A Skylit Drive tries to push its experimental boundaries with its third release, “Adelphia,” emphasis on the word “tries.”
Though you’re not supposed to judge a book by its cover, the Lodi, Calif. based band’s proverbial cover tells listeners everything they’re getting into. Categorized as post hardcore, rock, experimental and screamo (a hybrid of the words “scream” and “emo”), the overall sound of loud electric guitars, heavy bass, pounding drums and crashing cymbals permeate every song on ASD’s record. It would be better categorized as noise.
ASD fans and supporters of the album are exactly who I thought they’d be: tween and teens thematically clad in black tees and jeans with tragically dyed hair and dense make-up surrounding the pain in their eyes. The band caters to them well, however, reaching into the depths of your heart and yanking out any teenage rage or rebellious fiber you had, breeding it into a festering anger toward the world.
Despite this image, the intriguing quality of this album is the vocals. Lead singer Michael “Jag” Jagmin alternates between high-pitched “shout singing,” where he’s not really singing but shouting really loudly while being on pitch every so often, and throwing in a hardcore, you-know-that’s-not-good-for-your-vocal-chords kind of screams. He sounds like a cross between a tone-deaf 14-year-old girl just learning to sing and a 30-something recovering drug addict in a metal band with an unkempt beard curtained by unbearably long, greasy hair.

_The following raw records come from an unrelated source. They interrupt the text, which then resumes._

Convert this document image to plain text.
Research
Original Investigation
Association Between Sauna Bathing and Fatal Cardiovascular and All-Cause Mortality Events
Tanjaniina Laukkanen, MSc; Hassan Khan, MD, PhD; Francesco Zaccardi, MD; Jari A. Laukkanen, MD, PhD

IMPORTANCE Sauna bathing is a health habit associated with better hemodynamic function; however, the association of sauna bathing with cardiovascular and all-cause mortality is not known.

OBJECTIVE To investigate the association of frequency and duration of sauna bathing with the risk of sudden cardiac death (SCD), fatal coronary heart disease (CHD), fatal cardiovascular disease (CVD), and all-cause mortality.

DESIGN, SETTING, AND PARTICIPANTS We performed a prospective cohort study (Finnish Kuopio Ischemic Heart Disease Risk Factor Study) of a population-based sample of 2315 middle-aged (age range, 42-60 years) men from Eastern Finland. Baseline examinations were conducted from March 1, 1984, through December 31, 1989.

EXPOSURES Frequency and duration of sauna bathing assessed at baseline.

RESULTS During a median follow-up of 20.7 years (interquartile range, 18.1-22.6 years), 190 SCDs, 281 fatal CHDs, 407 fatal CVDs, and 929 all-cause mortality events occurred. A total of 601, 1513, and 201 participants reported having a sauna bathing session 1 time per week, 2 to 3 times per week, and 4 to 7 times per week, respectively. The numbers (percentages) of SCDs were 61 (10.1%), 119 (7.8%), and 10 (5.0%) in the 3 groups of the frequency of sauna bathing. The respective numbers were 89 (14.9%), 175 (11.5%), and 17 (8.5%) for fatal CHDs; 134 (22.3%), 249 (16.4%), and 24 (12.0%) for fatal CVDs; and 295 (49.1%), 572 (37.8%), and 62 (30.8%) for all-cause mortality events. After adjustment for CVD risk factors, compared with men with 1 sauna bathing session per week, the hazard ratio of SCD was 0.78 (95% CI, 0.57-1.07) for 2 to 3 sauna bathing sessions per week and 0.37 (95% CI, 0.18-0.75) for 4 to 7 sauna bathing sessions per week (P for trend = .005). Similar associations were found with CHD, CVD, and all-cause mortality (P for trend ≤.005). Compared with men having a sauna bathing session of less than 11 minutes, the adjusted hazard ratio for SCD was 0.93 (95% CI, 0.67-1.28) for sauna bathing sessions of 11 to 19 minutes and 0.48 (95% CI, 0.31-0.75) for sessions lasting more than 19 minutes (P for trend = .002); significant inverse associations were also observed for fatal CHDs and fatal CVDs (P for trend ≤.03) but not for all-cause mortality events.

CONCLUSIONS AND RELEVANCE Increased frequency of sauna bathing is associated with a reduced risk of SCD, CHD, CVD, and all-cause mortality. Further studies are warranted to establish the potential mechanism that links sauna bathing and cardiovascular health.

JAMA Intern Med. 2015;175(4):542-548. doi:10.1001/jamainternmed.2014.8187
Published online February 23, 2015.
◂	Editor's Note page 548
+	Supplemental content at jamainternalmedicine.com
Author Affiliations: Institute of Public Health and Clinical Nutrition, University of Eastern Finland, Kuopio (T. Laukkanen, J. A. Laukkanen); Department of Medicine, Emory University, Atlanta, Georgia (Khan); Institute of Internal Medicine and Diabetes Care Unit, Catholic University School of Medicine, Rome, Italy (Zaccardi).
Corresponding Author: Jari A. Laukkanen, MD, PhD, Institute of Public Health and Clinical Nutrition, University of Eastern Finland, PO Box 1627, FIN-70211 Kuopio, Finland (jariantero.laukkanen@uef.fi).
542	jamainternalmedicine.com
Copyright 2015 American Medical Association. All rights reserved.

Thankfully, songs such as “The World Ends in Whispers, Not Bangs” and “Air The Enlightenment” stand out on the record with a slower tempo and overall calm, almost gentile atmosphere. It’s a nice contrast to the general waterfall of noise that is constantly attacking the listener.
The album also follows a sort of concept, where it begins rather angry and forceful with “Prelude to a Dream.” But by the time you reach “I Swear This Place is Haunted,” the atmosphere of the album is desperately clamoring for an answer to whatever question the band seems to be asking. But this is where the variation ends. Everything else on this album maintains the isolated angry feeling of the disturbed youth.